Wednesday, 27 July 2016

Pride and Prejudice (2005)



This is fine souffle of a film.  A feather-light frippery of an adaptation that makes up in cheerful melodrama what it lacks in the sharp witticisms of the original novel.  That it is also the weakest of the three versions of Pride and Prejudice that I have reviewed for this blog is not something to hold against it.  The other two are after all the very highly-regarded 1995 mini-series and the to my mind even better Lizzie Bennet Diaries.  Coming third to those two is a bit like losing a foot race to Usain Bolt and ... some other really fast guy.  Athletics isn't really my thing.
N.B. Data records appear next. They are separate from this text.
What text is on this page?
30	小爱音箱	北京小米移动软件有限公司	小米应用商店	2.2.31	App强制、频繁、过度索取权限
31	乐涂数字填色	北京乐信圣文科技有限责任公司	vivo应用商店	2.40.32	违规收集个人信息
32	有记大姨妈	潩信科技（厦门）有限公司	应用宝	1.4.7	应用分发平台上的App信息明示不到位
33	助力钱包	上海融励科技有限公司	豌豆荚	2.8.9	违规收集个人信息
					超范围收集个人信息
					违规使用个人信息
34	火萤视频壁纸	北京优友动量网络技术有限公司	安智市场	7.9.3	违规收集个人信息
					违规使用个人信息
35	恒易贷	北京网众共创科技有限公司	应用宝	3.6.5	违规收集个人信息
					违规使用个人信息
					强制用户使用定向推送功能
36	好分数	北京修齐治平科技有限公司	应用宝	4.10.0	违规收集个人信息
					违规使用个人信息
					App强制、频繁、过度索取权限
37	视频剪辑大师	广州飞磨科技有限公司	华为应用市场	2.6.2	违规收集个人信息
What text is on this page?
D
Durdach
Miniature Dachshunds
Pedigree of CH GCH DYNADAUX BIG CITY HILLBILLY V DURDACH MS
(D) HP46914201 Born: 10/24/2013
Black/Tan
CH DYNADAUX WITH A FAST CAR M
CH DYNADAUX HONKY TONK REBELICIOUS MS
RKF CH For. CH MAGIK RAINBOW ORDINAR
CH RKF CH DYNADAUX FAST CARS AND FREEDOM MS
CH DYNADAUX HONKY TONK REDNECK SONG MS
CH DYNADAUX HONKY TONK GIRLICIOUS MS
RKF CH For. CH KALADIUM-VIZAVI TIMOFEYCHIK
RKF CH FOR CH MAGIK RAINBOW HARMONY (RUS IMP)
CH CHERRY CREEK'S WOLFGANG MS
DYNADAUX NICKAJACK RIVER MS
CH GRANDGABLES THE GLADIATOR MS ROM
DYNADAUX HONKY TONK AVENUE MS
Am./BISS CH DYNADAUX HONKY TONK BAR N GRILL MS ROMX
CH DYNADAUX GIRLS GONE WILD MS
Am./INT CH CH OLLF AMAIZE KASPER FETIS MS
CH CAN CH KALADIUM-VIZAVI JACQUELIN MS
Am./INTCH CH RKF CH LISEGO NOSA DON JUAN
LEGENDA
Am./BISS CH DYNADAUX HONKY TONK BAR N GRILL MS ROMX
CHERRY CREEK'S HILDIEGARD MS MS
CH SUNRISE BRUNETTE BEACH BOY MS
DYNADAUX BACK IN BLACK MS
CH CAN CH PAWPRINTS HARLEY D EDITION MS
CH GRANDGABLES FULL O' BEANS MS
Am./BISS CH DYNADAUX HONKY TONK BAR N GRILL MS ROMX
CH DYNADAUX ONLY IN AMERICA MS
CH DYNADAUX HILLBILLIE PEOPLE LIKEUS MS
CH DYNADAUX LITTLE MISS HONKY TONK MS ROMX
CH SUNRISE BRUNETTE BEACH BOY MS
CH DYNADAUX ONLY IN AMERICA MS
The basic outline of the story - for the two people in the English-speaking world who somehow don't know - is that Elizabeth Bennet (Lizzie to her family) is one of five unmarried sisters.  When she is introduced to eligible bachelor Mr William Darcy, she is deeply unimpressed, finding him boorish, rude and arrogant.  You can probably guess that over the course of the film her opinions will come to change.

Necessarily slighter than the other adaptations by virtue of having to fit in a feature film running time (and not a Peter Jackson running time either, but a relatively compact two hours), this version sensibly keeps the narrative focus tightly on Lizzie, eschewing the elaborations and diversions in which the other longer-form adaptations could indulge.  That means that it lacks some of their depth, but I for one found the directness and pace quite enjoyable.

Also to the film's credit are its performances.  Keira Knightley is solid in the lead role (though her Oscar nomination for it seems a mite generous, to me), and both Donald Sutherland and Judi Dench are as excellent as you'd expect in their roles.  I also really liked Tom Hollander as the alternately pompous and obsequious Mr Collins.

Really, if you're a Jane Austen fan, you are spoiled for choice as far as adaptations go.